Sometimes I wonder if this urge is created by a regained humility, or just the self-consciousness of realising that I shouldn’t let my self-righteousness show so much. Because I wouldn’t change my lifestyle for the world, or go back to living with the everyday sexism, misogyny and casual racism that surrounded me growing up. But I do sometimes lament this geographical split from my family, and wonder how different my life would be if my nan and grandad still lived down the road.
This is a widespread feeling. Most people I know ended up relocating to other cities and living in a perpetual state of conflict, swaying between missing home and feeling as though they couldn’t actually survive its cultural climate. Those who stayed also felt the rift, as a younger generation that was woke, broke and not afraid to shout about it, seemed to reject the ideology of its upbringing. In my own experience, the infrequent visits back home were often characterised by a quiet culture war: between vegetarianism and meat-eating, socialism and capitalism, TV and books. I wince at the thought of how pretentious and absurd I must have seemed returning back home from university with a copy of Kant under my arm, insisting we drink ‘real’ coffee.
These rifts have created a sore that now lives at the heart of modern Britain, in which the usual intergenerational conflicts that have always existed between child and parent are made worse for the fact that we also see each other much less often, and have little day-to-day input in each other’s lives. It is neither side’s fault, but the product of a society given over entirely to market forces, where careers have sadly taken precedence over preserving communities large and small. Many of us were wrenched from our families and the communities that shaped us at the age of 18, to pursue a wholly individualised road of enlightenment that rarely fed back into the places in which we’d been raised. Little surprise, then, that we’d be accused as a generation of being self-righteous narcissists.
I’m as guilty as anyone, and in thinking long and hard about what I can do to help in the forthcoming election, repairing that rift seems to be the most effective course of action. This is why I believe that it is vitally important to call your parents between now and December 12. Maybe even go to visit them and speak to them in person.

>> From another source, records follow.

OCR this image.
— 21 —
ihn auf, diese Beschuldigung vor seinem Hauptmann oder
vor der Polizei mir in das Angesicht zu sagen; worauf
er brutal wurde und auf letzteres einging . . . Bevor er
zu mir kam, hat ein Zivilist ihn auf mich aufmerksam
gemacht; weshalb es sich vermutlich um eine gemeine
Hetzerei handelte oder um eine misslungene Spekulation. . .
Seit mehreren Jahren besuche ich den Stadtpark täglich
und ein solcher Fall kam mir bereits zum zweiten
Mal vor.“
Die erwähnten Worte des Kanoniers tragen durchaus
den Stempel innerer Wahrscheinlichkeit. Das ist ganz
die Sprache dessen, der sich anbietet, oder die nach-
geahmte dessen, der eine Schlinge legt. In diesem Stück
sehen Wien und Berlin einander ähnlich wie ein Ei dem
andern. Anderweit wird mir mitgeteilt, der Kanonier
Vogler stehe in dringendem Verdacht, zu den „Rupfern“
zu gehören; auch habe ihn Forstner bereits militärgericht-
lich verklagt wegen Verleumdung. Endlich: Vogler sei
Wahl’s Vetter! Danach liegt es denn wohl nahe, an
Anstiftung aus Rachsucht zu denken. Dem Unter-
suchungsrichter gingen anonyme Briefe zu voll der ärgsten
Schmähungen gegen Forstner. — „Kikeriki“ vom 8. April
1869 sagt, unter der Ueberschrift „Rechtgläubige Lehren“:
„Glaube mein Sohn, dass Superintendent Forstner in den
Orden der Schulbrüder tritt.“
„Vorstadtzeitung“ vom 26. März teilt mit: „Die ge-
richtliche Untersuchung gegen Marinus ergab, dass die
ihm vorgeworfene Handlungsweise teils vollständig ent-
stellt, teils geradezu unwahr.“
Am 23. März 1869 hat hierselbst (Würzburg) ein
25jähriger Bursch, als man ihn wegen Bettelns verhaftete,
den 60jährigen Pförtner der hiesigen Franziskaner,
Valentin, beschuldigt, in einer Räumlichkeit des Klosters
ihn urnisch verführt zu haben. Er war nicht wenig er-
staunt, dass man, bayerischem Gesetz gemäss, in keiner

Not just because you want to persuade them of your voting intention, but because it’s important to show that you care.
The political causes and ramifications of these tiny culture wars forged between families are important. The decline of local communities – which the Right has been broadly successful in scapegoating and blaming on immigrants – begins with the deterioration of the family. The decimation of industry under Thatcher left many communities bereft of valuable or lasting work, and caused many of us who might have otherwise remained local to our families, to flee.
I strongly believe that it was a sense of mourning for this loss that in part propelled the anger behind so many electoral outcomes. Tabloids and the Tories manipulate that pain to promote hatred towards the most vulnerable in society. In addition to debunking this hateful rhetoric, it’s important to address the discontent and sadness through a bit of kindness, and effort. That’s why it’s never been more important to pick up the phone or book your train ticket home. Listen, don’t lecture. Explain that a more equal society is one in which all of us can finally start to reforge these bonds.